With a single toroid, you actually can sort out the parasitic inductance at 100:1 ratios.
You can't do that as easily with other cores that are not all covered with windings. It can be done, but at much greater complexity.
With the majority of tube amps out there that have their transformers optimized for ~20:1 ratio, the TI adds the missing ratio ( ~5.5:1 for the 8 Ohms version) with very little parasitics of it's own, allowing those amps to be used with very little penalty, like detectable by measurements but not significant enough to be audible as a difference.
It's the same thing we're doing in tweeters for speakers. Every True-Ribbon tweeter has a built-in impedance matching transformer, converting it to 8 Ohms, but the bandwidth is there, transparency is there, all good. Whether you play that speaker on solid-state or tube amps, the highs are usually better than with other types of tweeters, there's more detail, more air, so much so that historically, it was never necessary to make direct drive amps for ribbon tweeters. If the transformer was such a disadvantage, direct drive ribbon tweeters would have to come to exist by now, but they don't.
So, there's no real drama here. Just engineering problems that were successfully solved long ago and then adjusted for headphone application.
The problem with ribbon headphones is that I have to split the system. I can't put transformers on your head because of weight, so I had to engineer cables that will connect the transformer to the ribbon, with the least penalty possible.

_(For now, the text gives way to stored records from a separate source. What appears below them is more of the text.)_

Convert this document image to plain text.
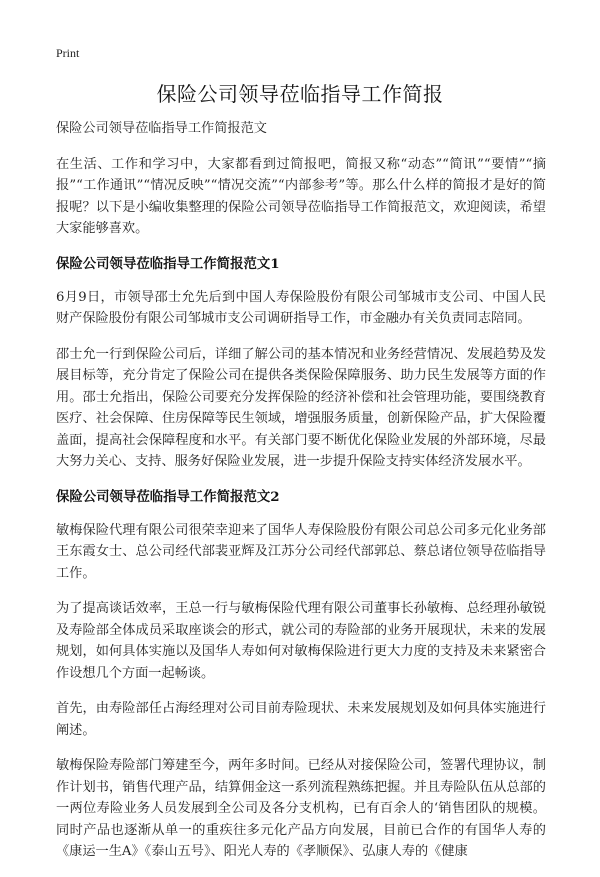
Print
保险公司领导莅临指导工作简报

保险公司领导莅临指导工作简报范文

在生活、工作和学习中，大家都看到过简报吧，简报又称“动态”“简讯”“要情”“摘报”“工作通讯”“情况反映”“情况交流”“内部参考”等。那么什么样的简报才是好的简报呢？以下是小编收集整理的保险公司领导莅临指导工作简报范文，欢迎阅读，希望大家能够喜欢。

保险公司领导莅临指导工作简报范文1

6月9日，市领导邵士允先后到中国人寿保险股份有限公司邹城市支公司、中国人民财产保险股份有限公司邹城市支公司调研指导工作，市金融办有关负责同志陪同。

邵士允一行到保险公司后，详细了解公司的基本情况和业务经营情况、发展趋势及发展目标等，充分肯定了保险公司在提供各类保险保障服务、助力民生发展等方面的作用。邵士允指出，保险公司要充分发挥保险的经济补偿和社会管理功能，要围绕教育医疗、社会保障、住房保障等民生领域，增强服务质量，创新保险产品，扩大保险覆盖面，提高社会保障程度和水平。有关部门要不断优化保险业发展的外部环境，尽最大努力关心、支持、服务好保险业发展，进一步提升保险支持实体经济发展水平。

保险公司领导莅临指导工作简报范文2

敏梅保险代理有限公司很荣幸迎来了国华人寿保险股份有限公司总公司多元化业务部王东霞女士、总公司经代部裴亚辉及江苏分公司经代部郭总、蔡总诸位领导莅临指导工作。

为了提高谈话效率，王总一行与敏梅保险代理有限公司董事长孙敏梅、总经理孙敏锐及寿险部全体成员采取座谈会的形式，就公司的寿险部的业务开展现状，未来的发展规划，如何具体实施以及国华人寿如何对敏梅保险进行更大力度的支持及未来紧密合作设想几个方面一起畅谈。

首先，由寿险部任占海经理对公司目前寿险现状、未来发展规划及如何具体实施进行阐述。

敏梅保险寿险部门筹建至今，两年多时间。已经从对接保险公司，签署代理协议，制作计划书，销售代理产品，结算佣金这一系列流程熟练把握。并且寿险队伍从总部的一两位寿险业务人员发展到全公司及各分支机构，已有百余人的‘销售团队的规模。同时产品也逐渐从单一的重疾往多元化产品方向发展，目前已合作的有国华人寿的《康运一生A》《泰山五号》、阳光人寿的《孝顺保》、弘康人寿的《健康
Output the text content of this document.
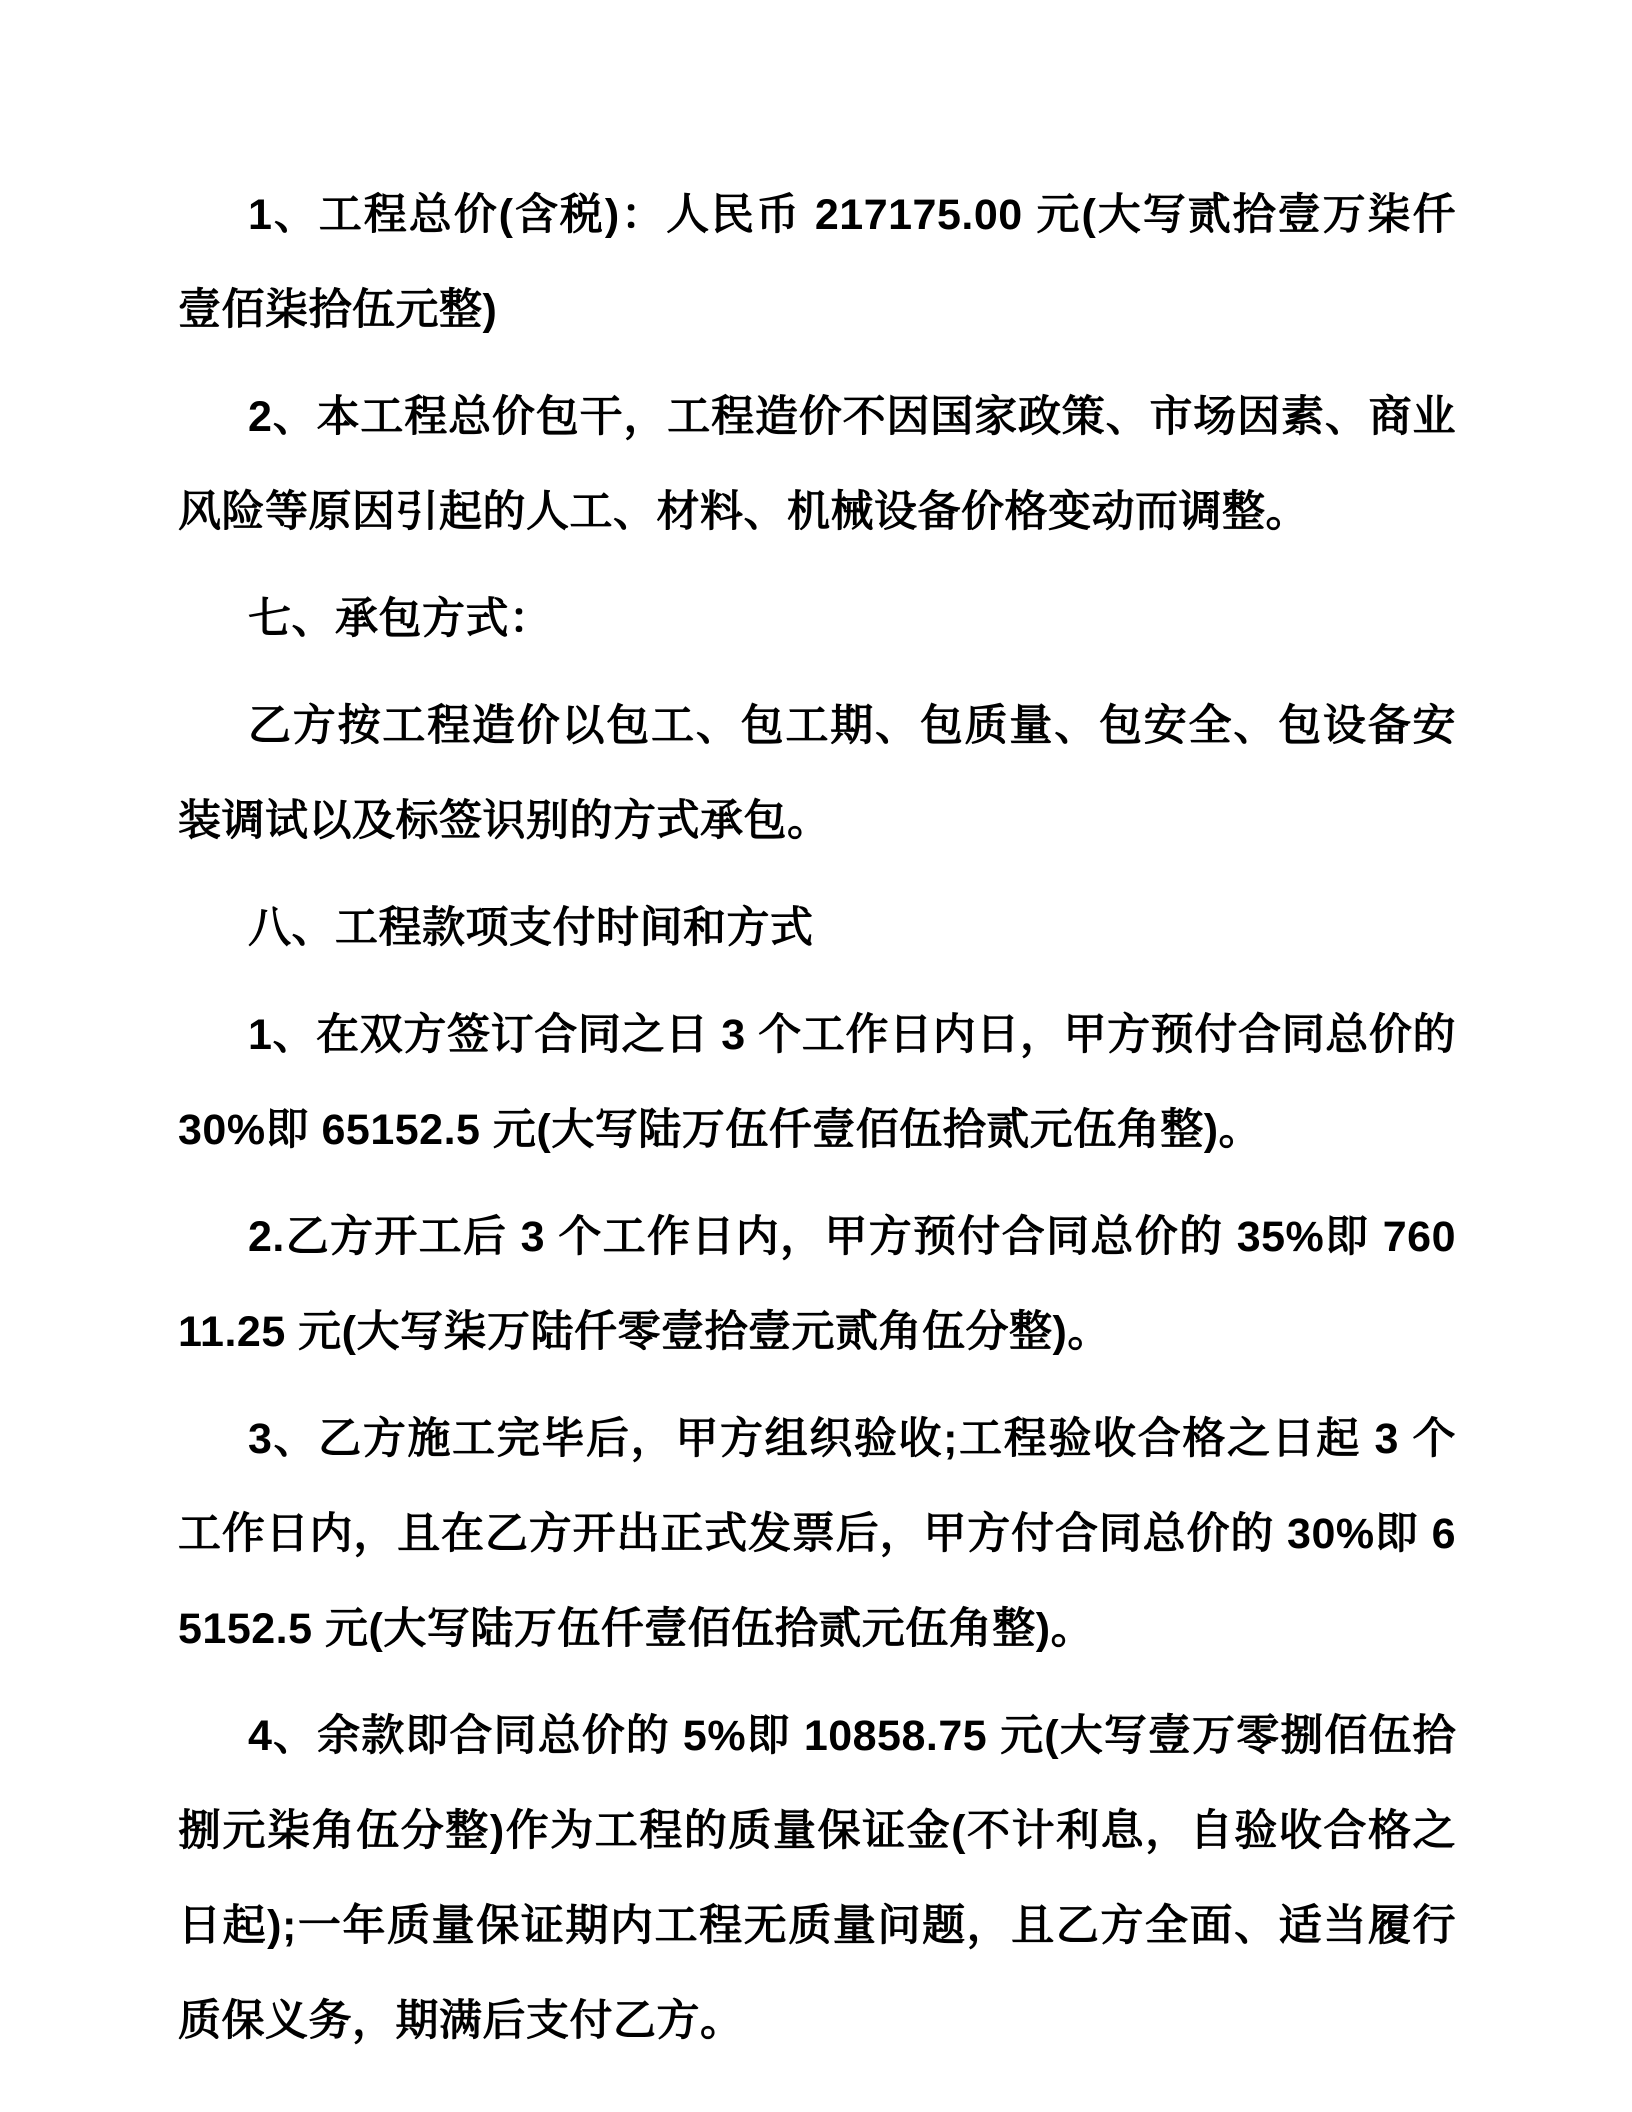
1、工程总价(含税)：人民币 217175.00 元(大写贰拾壹万柒仟壹佰柒拾伍元整)

2、本工程总价包干，工程造价不因国家政策、市场因素、商业风险等原因引起的人工、材料、机械设备价格变动而调整。

七、承包方式：

乙方按工程造价以包工、包工期、包质量、包安全、包设备安装调试以及标签识别的方式承包。

八、工程款项支付时间和方式

1、在双方签订合同之日 3 个工作日内日，甲方预付合同总价的 30%即 65152.5 元(大写陆万伍仟壹佰伍拾贰元伍角整)。

2.乙方开工后 3 个工作日内，甲方预付合同总价的 35%即 76011.25 元(大写柒万陆仟零壹拾壹元贰角伍分整)。

3、乙方施工完毕后，甲方组织验收;工程验收合格之日起 3 个工作日内，且在乙方开出正式发票后，甲方付合同总价的 30%即 65152.5 元(大写陆万伍仟壹佰伍拾贰元伍角整)。

4、余款即合同总价的 5%即 10858.75 元(大写壹万零捌佰伍拾捌元柒角伍分整)作为工程的质量保证金(不计利息，自验收合格之日起);一年质量保证期内工程无质量问题，且乙方全面、适当履行质保义务，期满后支付乙方。
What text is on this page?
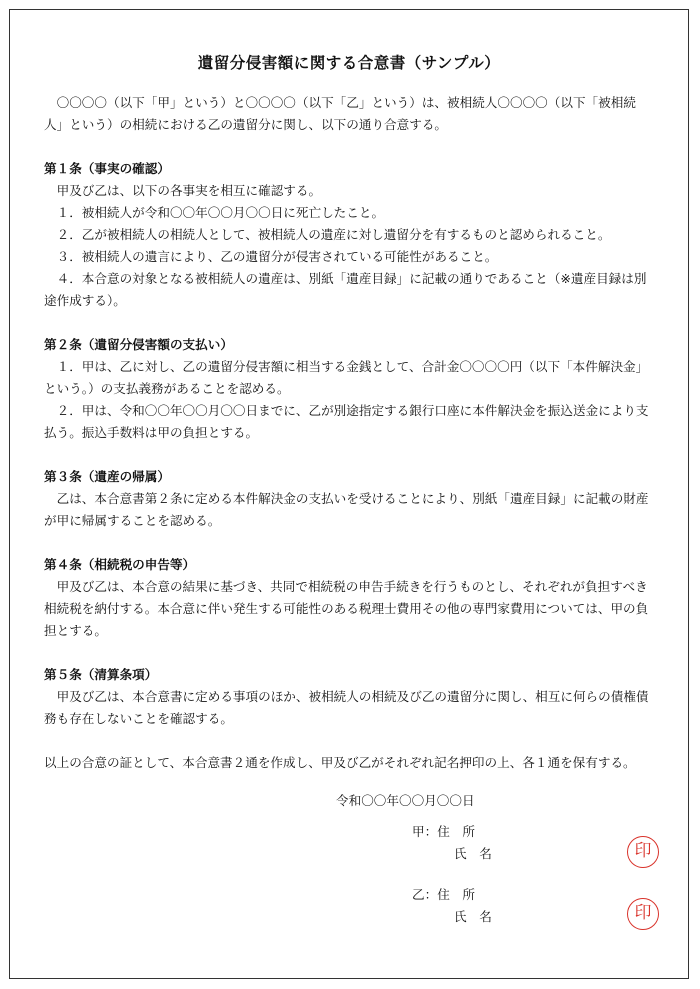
遺留分侵害額に関する合意書（サンプル）

〇〇〇〇（以下「甲」という）と〇〇〇〇（以下「乙」という）は、被相続人〇〇〇〇（以下「被相続人」という）の相続における乙の遺留分に関し、以下の通り合意する。

第１条（事実の確認）

甲及び乙は、以下の各事実を相互に確認する。

１．被相続人が令和〇〇年〇〇月〇〇日に死亡したこと。

２．乙が被相続人の相続人として、被相続人の遺産に対し遺留分を有するものと認められること。

３．被相続人の遺言により、乙の遺留分が侵害されている可能性があること。

４．本合意の対象となる被相続人の遺産は、別紙「遺産目録」に記載の通りであること（※遺産目録は別途作成する）。

第２条（遺留分侵害額の支払い）

１．甲は、乙に対し、乙の遺留分侵害額に相当する金銭として、合計金〇〇〇〇円（以下「本件解決金」という。）の支払義務があることを認める。

２．甲は、令和〇〇年〇〇月〇〇日までに、乙が別途指定する銀行口座に本件解決金を振込送金により支払う。振込手数料は甲の負担とする。

第３条（遺産の帰属）

乙は、本合意書第２条に定める本件解決金の支払いを受けることにより、別紙「遺産目録」に記載の財産が甲に帰属することを認める。

第４条（相続税の申告等）

甲及び乙は、本合意の結果に基づき、共同で相続税の申告手続きを行うものとし、それぞれが負担すべき相続税を納付する。本合意に伴い発生する可能性のある税理士費用その他の専門家費用については、甲の負担とする。

第５条（清算条項）

甲及び乙は、本合意書に定める事項のほか、被相続人の相続及び乙の遺留分に関し、相互に何らの債権債務も存在しないことを確認する。

以上の合意の証として、本合意書２通を作成し、甲及び乙がそれぞれ記名押印の上、各１通を保有する。

令和〇〇年〇〇月〇〇日
甲：住　所
氏　名	印
乙：住　所
氏　名	印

The cable is the real problem in this equation, not the transformer, but that's whole another story...
In essence, it's a system where cable must meet 0.25 Ohms and <0.8uH at total desired length, to be able to work with TI and VM.
The HSA, because of a ballast resistor, doesn't need the right cable resistance and it walks all over 4x greater cable inductance.
JotR needs a cable of >0.4 Ohms, preferably with 1.8uH at total length.